[Boba Fett] - 1(29)
No air to breathe.
He closed his eyes. He was spinning, weightless, drifting away into The Big Isn’t. The nothingness of space. Of death.
Here I come, Dad, he thought. It was almost a peaceful feeling…
Then he felt gravity pulling at him like fingers, gently. Slowing his spin. Pulling him down.
Boba could hold his breath no longer. He gulped, expecting the cold rip of vacuum in his lungs.
Instead, he tasted air. It was hardly sweet but it tasted great to Boba.
He opened his eyes.
Aia had him by the hand again.
They were soaring in the sky of a different world. A smaller, smokier world.
“Bogg 11, yes,” said Aia.
They circled down toward Bogg 11 in long loops. Boba saw Slave I parked in a rocky little valley, surrounded by piles of spaceship parts.
“Luckily he’s just getting started,” Aia said. “We made it, yes.”
They landed on the side of a small, steep hill. Boba fell and rolled to a stop. He got up, dusted himself off, and started running down a rocky path, toward Slave I.
Honest Gjon saw them coming and stared. “What if he won’t give it back?” Boba asked.
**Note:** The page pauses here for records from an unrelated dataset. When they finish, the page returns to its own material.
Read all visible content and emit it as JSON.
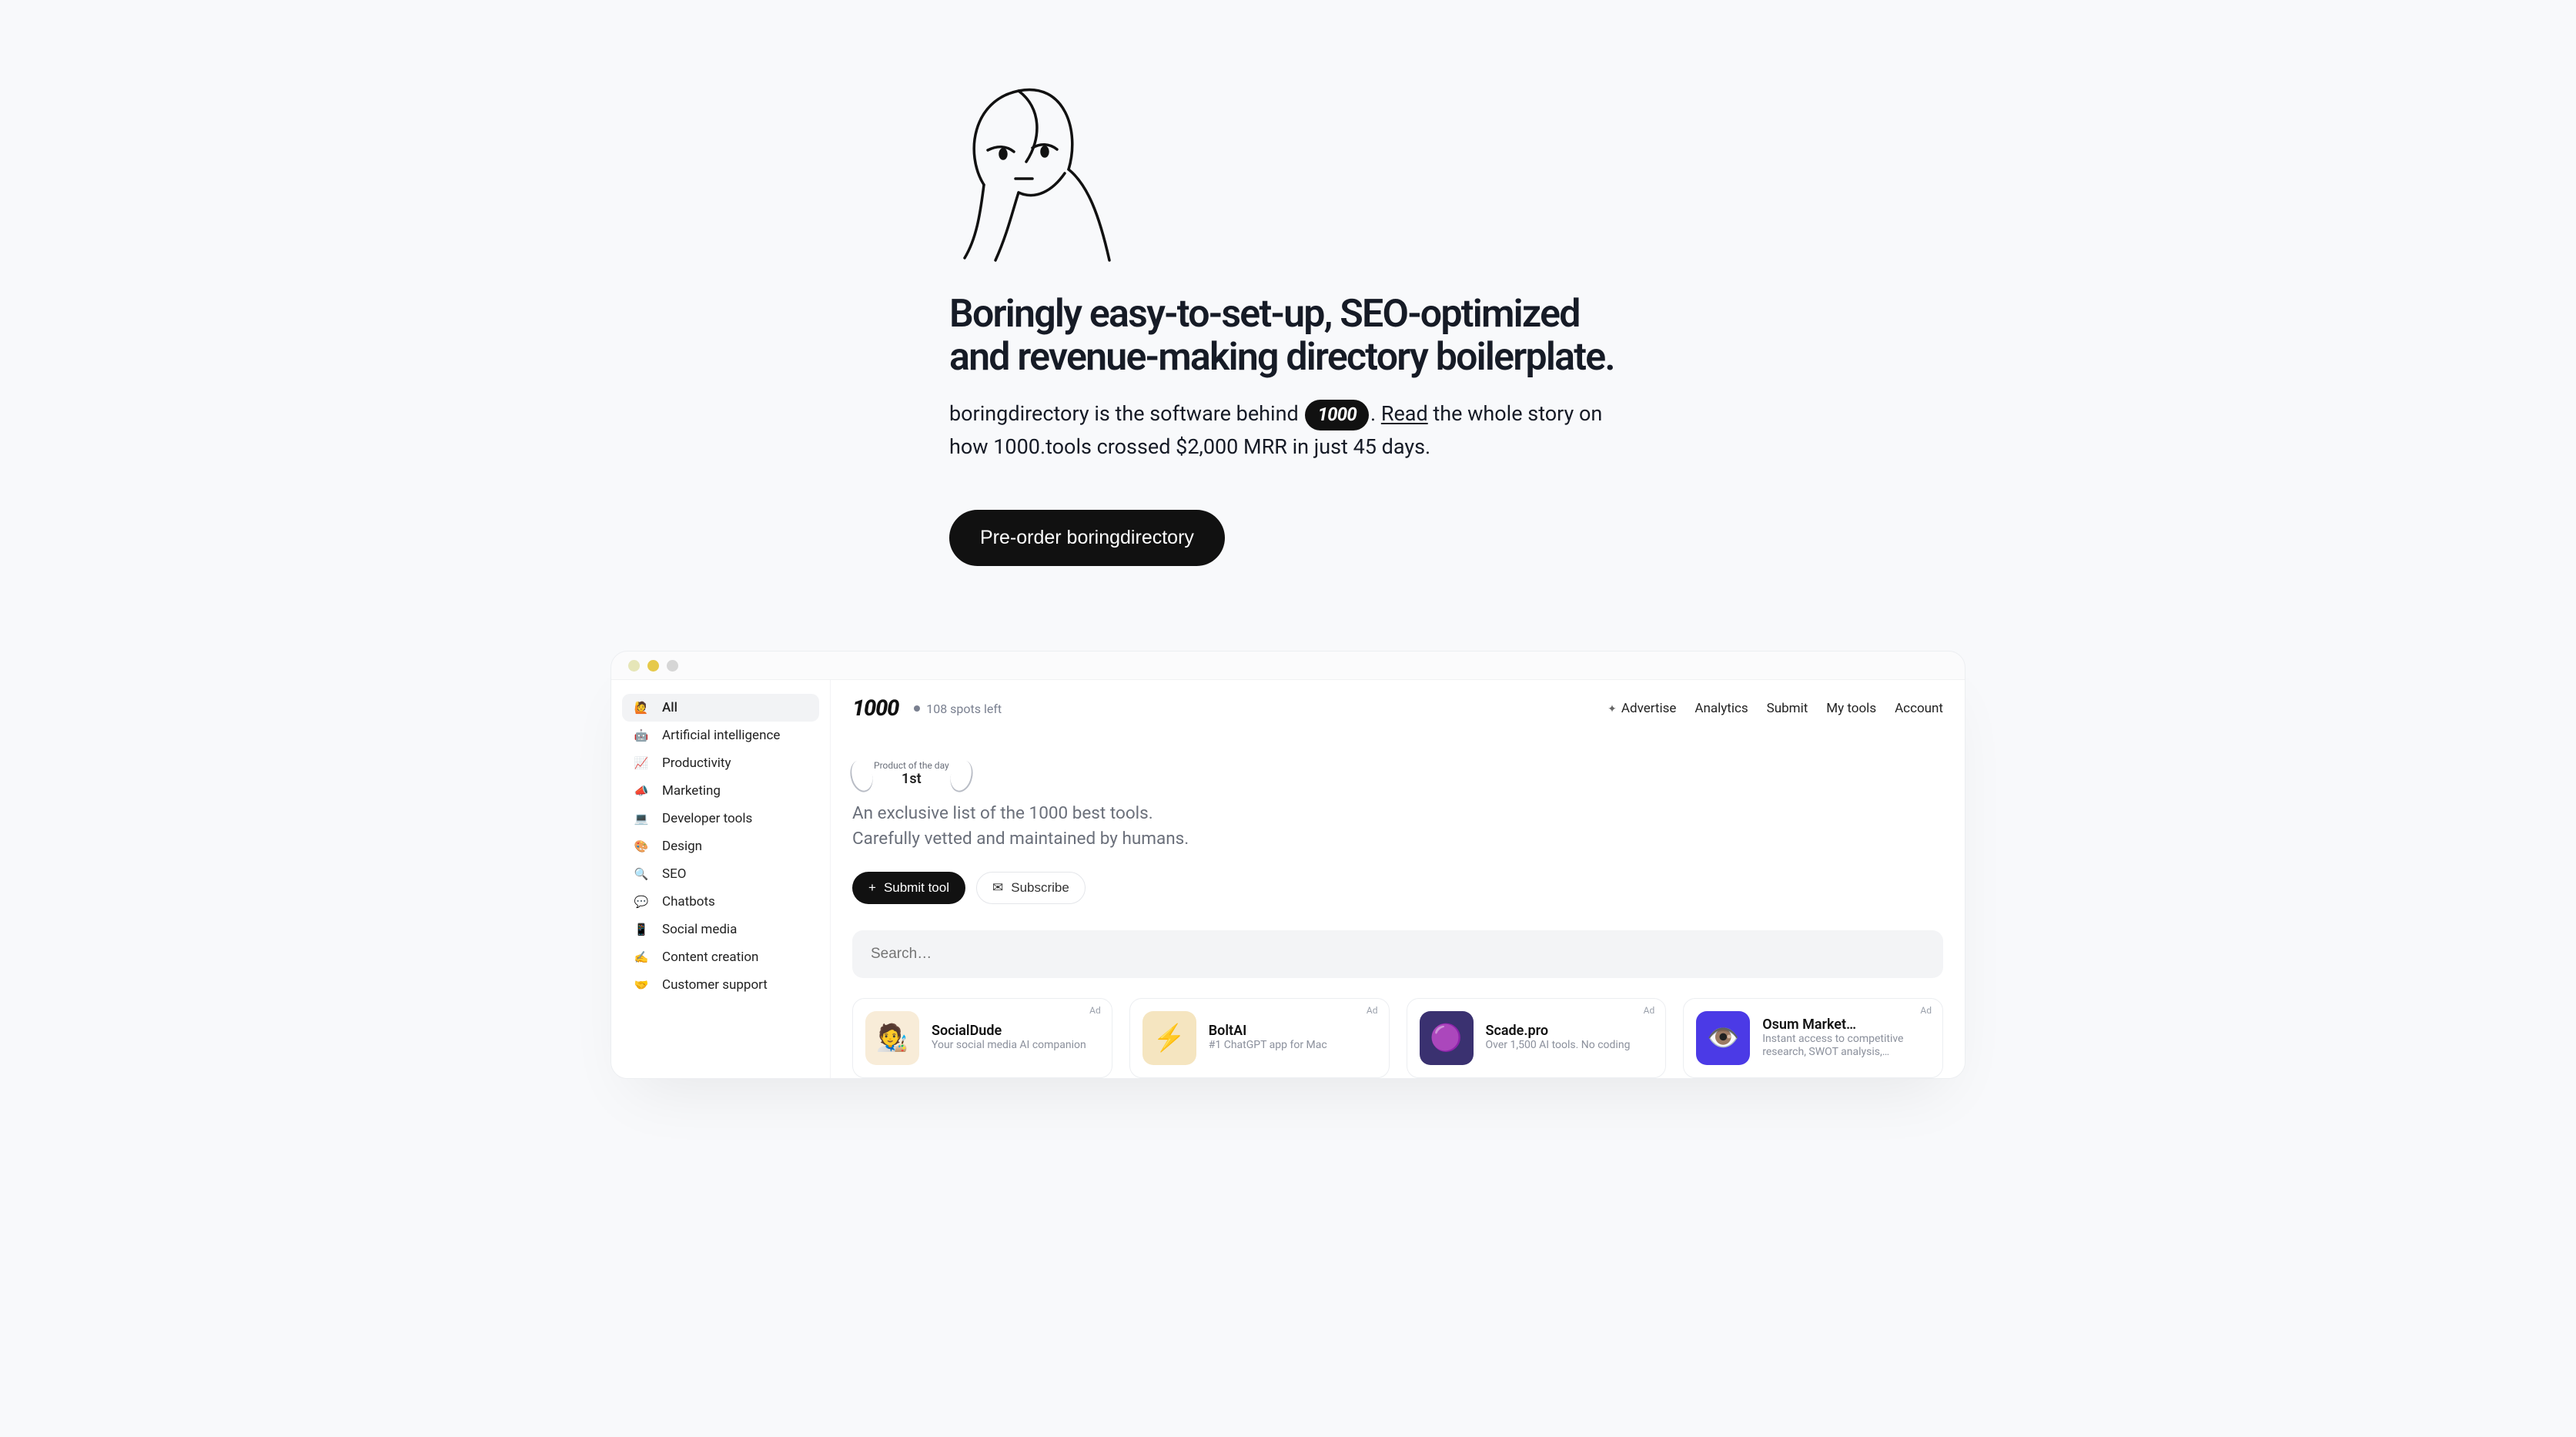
{
  "hero": {
    "headline": "Boringly easy-to-set-up, SEO-optimized and revenue-making directory boilerplate.",
    "sub_prefix": "boringdirectory is the software behind ",
    "pill_label": "1000",
    "sub_period": ". ",
    "read_link": "Read",
    "sub_rest": " the whole story on how 1000.tools crossed $2,000 MRR in just 45 days.",
    "cta": "Pre-order boringdirectory"
  },
  "app": {
    "sidebar": [
      {
        "icon": "🙋",
        "label": "All",
        "active": true
      },
      {
        "icon": "🤖",
        "label": "Artificial intelligence"
      },
      {
        "icon": "📈",
        "label": "Productivity"
      },
      {
        "icon": "📣",
        "label": "Marketing"
      },
      {
        "icon": "💻",
        "label": "Developer tools"
      },
      {
        "icon": "🎨",
        "label": "Design"
      },
      {
        "icon": "🔍",
        "label": "SEO"
      },
      {
        "icon": "💬",
        "label": "Chatbots"
      },
      {
        "icon": "📱",
        "label": "Social media"
      },
      {
        "icon": "✍️",
        "label": "Content creation"
      },
      {
        "icon": "🤝",
        "label": "Customer support"
      }
    ],
    "logo": "1000",
    "spots": "108 spots left",
    "toplinks": {
      "advertise": "Advertise",
      "analytics": "Analytics",
      "submit": "Submit",
      "my_tools": "My tools",
      "account": "Account"
    },
    "laurel_small": "Product of the day",
    "laurel_big": "1st",
    "hero_line1": "An exclusive list of the 1000 best tools.",
    "hero_line2": "Carefully vetted and maintained by humans.",
    "submit_btn": "Submit tool",
    "subscribe_btn": "Subscribe",
    "search_placeholder": "Search…",
    "ad_label": "Ad",
    "cards": [
      {
        "title": "SocialDude",
        "desc": "Your social media AI companion",
        "thumb_bg": "#f8ecd8",
        "thumb": "🧑‍🎨"
      },
      {
        "title": "BoltAI",
        "desc": "#1 ChatGPT app for Mac",
        "thumb_bg": "#f5e5c0",
        "thumb": "⚡"
      },
      {
        "title": "Scade.pro",
        "desc": "Over 1,500 AI tools. No coding",
        "thumb_bg": "#3a3170",
        "thumb": "🟣"
      },
      {
        "title": "Osum Market…",
        "desc": "Instant access to competitive research, SWOT analysis,…",
        "thumb_bg": "#4b3ae6",
        "thumb": "👁️"
      }
    ]
  }
}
He picked up a rock. He wished he had a blaster. “Don’t be silly,” said Aia. “Put down the rock.
Thieves have honor, yes?”
Yes. It seemed so. Sort of, anyway.
“Can’t blame a guy for trying!” said Honest Gjon, throwing up his hands. The bearded H’drachi’s smile seemed genuine.
Boba shook his head in exasperation and looked into the cockpit. The flight bag was still there. The battle helmet and the black book were inside it. Maybe there was honor among thieves after all.
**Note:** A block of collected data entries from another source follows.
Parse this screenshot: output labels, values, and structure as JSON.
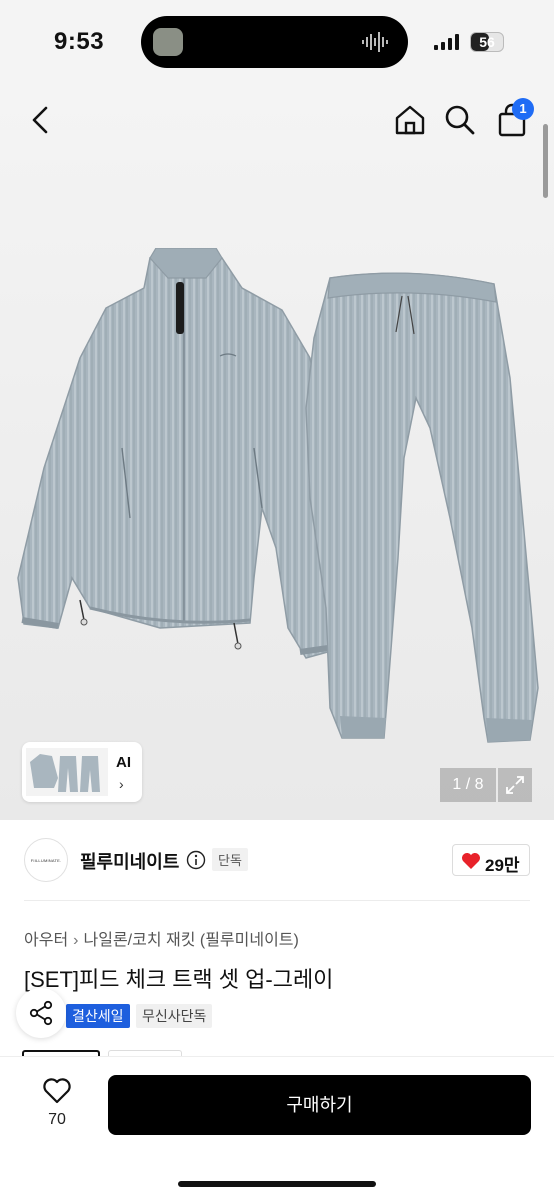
{
  "status_bar": {
    "time": "9:53",
    "battery": "56",
    "battery_level": 0.56
  },
  "header": {
    "cart_count": "1"
  },
  "gallery": {
    "ai_label": "AI",
    "ai_chevron": "›",
    "page_counter": "1 / 8"
  },
  "brand": {
    "logo_text": "FIILLUMINATE.",
    "name": "필루미네이트",
    "exclusive_tag": "단독",
    "like_count": "29만"
  },
  "breadcrumb": [
    "아우터",
    "나일론/코치 재킷 (필루미네이트)"
  ],
  "product": {
    "title": "[SET]피드 체크 트랙 셋 업-그레이"
  },
  "tags": [
    "결산세일",
    "무신사단독"
  ],
  "bottom": {
    "wish_count": "70",
    "buy_label": "구매하기"
  },
  "colors": {
    "accent_blue": "#1e5fde",
    "badge_blue": "#1f6cf5",
    "heart_red": "#e8222a",
    "garment_gray": "#a9b6bf"
  },
  "icons": [
    "back-icon",
    "home-icon",
    "search-icon",
    "cart-icon",
    "expand-icon",
    "info-icon",
    "heart-icon",
    "share-icon",
    "heart-outline-icon"
  ]
}
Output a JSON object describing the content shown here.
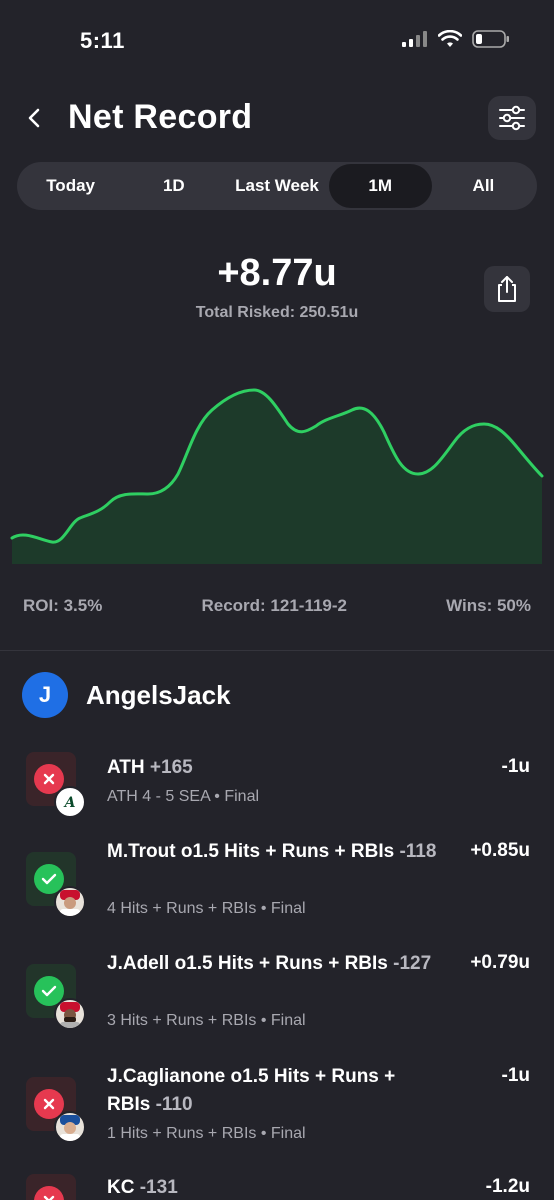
{
  "status_bar": {
    "time": "5:11"
  },
  "header": {
    "title": "Net Record"
  },
  "tabs": [
    {
      "label": "Today",
      "active": false
    },
    {
      "label": "1D",
      "active": false
    },
    {
      "label": "Last Week",
      "active": false
    },
    {
      "label": "1M",
      "active": true
    },
    {
      "label": "All",
      "active": false
    }
  ],
  "summary": {
    "total": "+8.77u",
    "risked": "Total Risked: 250.51u"
  },
  "stats": {
    "roi": "ROI: 3.5%",
    "record": "Record: 121-119-2",
    "wins": "Wins: 50%"
  },
  "user": {
    "initial": "J",
    "name": "AngelsJack"
  },
  "bets": [
    {
      "title": "ATH",
      "odds": "+165",
      "sub": "ATH 4 - 5 SEA • Final",
      "amount": "-1u",
      "result": "loss",
      "icon": "athletics-logo-icon"
    },
    {
      "title": "M.Trout o1.5 Hits + Runs + RBIs",
      "odds": "-118",
      "sub": "4 Hits + Runs + RBIs • Final",
      "amount": "+0.85u",
      "result": "win",
      "icon": "player-avatar-icon"
    },
    {
      "title": "J.Adell o1.5 Hits + Runs + RBIs",
      "odds": "-127",
      "sub": "3 Hits + Runs + RBIs • Final",
      "amount": "+0.79u",
      "result": "win",
      "icon": "player-avatar-icon"
    },
    {
      "title": "J.Caglianone o1.5 Hits + Runs + RBIs",
      "odds": "-110",
      "sub": "1 Hits + Runs + RBIs • Final",
      "amount": "-1u",
      "result": "loss",
      "icon": "player-avatar-icon"
    },
    {
      "title": "KC",
      "odds": "-131",
      "sub": "",
      "amount": "-1.2u",
      "result": "loss",
      "icon": "royals-logo-icon"
    }
  ],
  "colors": {
    "accent_green": "#27c25a",
    "loss_red": "#e6394f",
    "avatar_blue": "#1f6fe5"
  }
}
Boba tried the book, and it opened.
Money is power.
Not much help, Boba thought, since l don’t have any. He closed the book and put it back into the flight bag.
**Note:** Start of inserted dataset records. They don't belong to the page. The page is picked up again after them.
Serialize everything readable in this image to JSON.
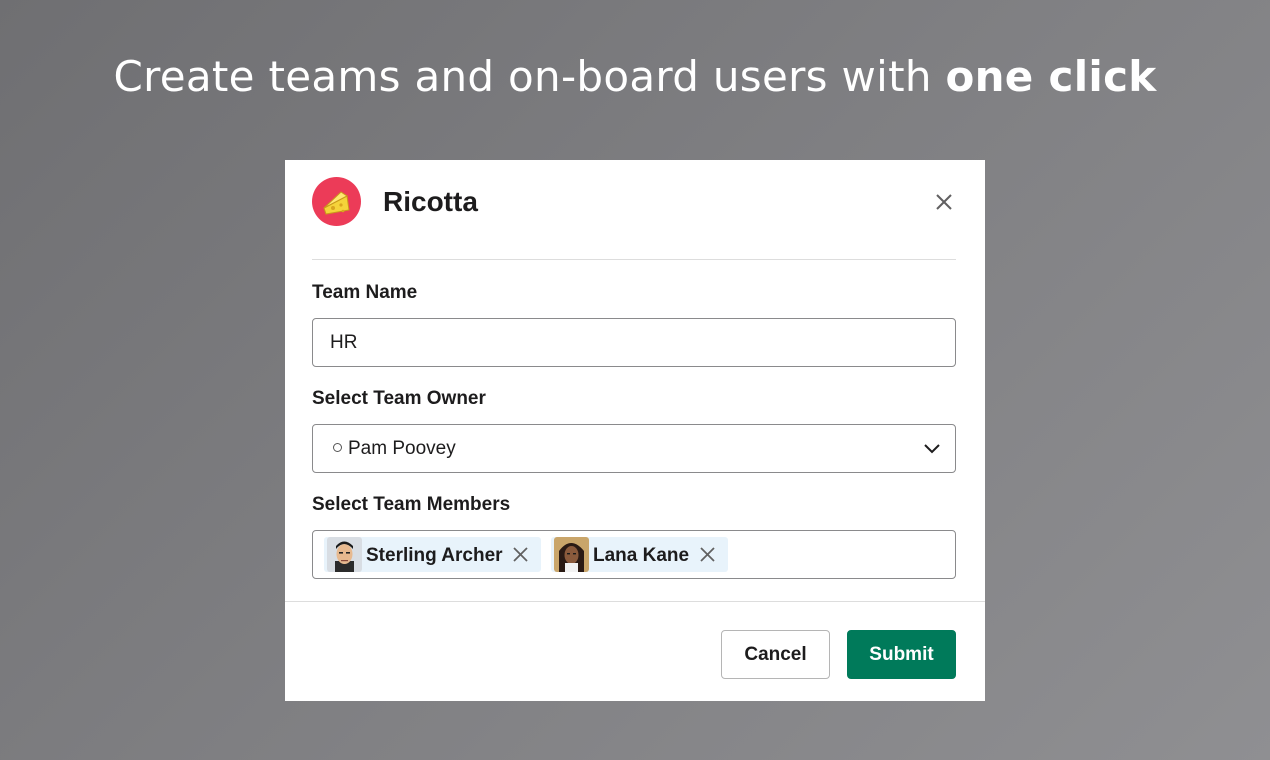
{
  "headline": {
    "text": "Create teams and on-board users with ",
    "bold": "one click"
  },
  "modal": {
    "app_name": "Ricotta",
    "logo_icon": "cheese-icon",
    "brand_color": "#ec3b58",
    "team_name": {
      "label": "Team Name",
      "value": "HR"
    },
    "team_owner": {
      "label": "Select Team Owner",
      "value": "Pam Poovey"
    },
    "team_members": {
      "label": "Select Team Members",
      "chips": [
        {
          "name": "Sterling Archer"
        },
        {
          "name": "Lana Kane"
        }
      ]
    },
    "cancel_label": "Cancel",
    "submit_label": "Submit",
    "submit_color": "#007a5a"
  }
}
Honest Gjon was watching Boba’s every move.
“What does it say?”
“It says you’re supposed to give me my money back.”
“No way!” said Honest Gjon. “I fixed your strut, didn’t I?”
“He did, yes,” said Aia.
“Can’t blame a guy for trying,” said Boba. They all shared a laugh.
But while Boba laughed, he tried to think of his next move.
CHAPTER TWENTY-ONE
Boba found that he liked these outlaws of the moons of Bogden. Crime was just a game to them. They were like bounty hunters, in a way.
“Coruscant’s a dangerous place,” said Honest Gjon, when Boba told him where he was going.
“And expensive,” said Aia. “You have no money, yes?”
“I have ten credits,” said Boba. “I guess that’ll have to be enough.”
“There are ways to get money, yes,” said Aia. “Such as?”
“Such as crime,” said Honest Gjon. “I happen to know of some mmoney being smuggled from Bogg 2 to Bogg 9. A few fellows with a good ship and a little luck could take what they needed.”’
“You could be one of those fellows, yes,” said Aia.
Boba was intrigued. Money is power. “You’re talking about a hijacking? A robbery?”
“An interception,” said Honest Gjon. “Not exactly a robbery, since it isn’t real mmoney, yes. It’s counterfeit credits. They are made on Bogg 2, then sent by light-air balloons to Bogg 9 when the alignment of the mmoons is just right.”
“The atmospheres brush together and the balloons pass from world to world,” said Aia. “Like we did, yes.”
“A smugglers’ trick,” said Honest Gjon. “And if we pick off one balloon on the way, no one will mmiss it.”
“They will think one just got away, yes,” said Aia. “Of course, catching it on the fly requires a very good pilot with a very good ship. You may be too young, yes.”
“I want a third,” said Boba. “When do we go?”
“In about ten minutes,” said Aia. He looked at Honest Gjon and winked. “I told you he would do it, yes?”
From space, Bogg 2 looked like a dry dirt clod, spiked with mountains. Boba cruised over slowly, then put Slave l into a slow holding orbit just above the atmosphere.
“No lights, no electrics, no radio,” said Honest Gjon. “That way we can’t be seen. The trick is to try to catch the balloon as it rises. If you get close, I will hook it into the hatch.”
“We should let the first one go, so they don’t suspect anything, yes,” said Aia. “Then grab the next one.”
“Sounds like a plan,” said Boba.
“Look,” said Honest Gjon. “Here comes number one.”
He handed Boba a viewfinder. Boba saw a red balloon rising out of a mountain valley.
He handed the viewfinder to Aia. The balloon rose swiftly in the low gravity. It streaked past, into the stormy space between the moons. A gondola hung below it, packed with bales of credits.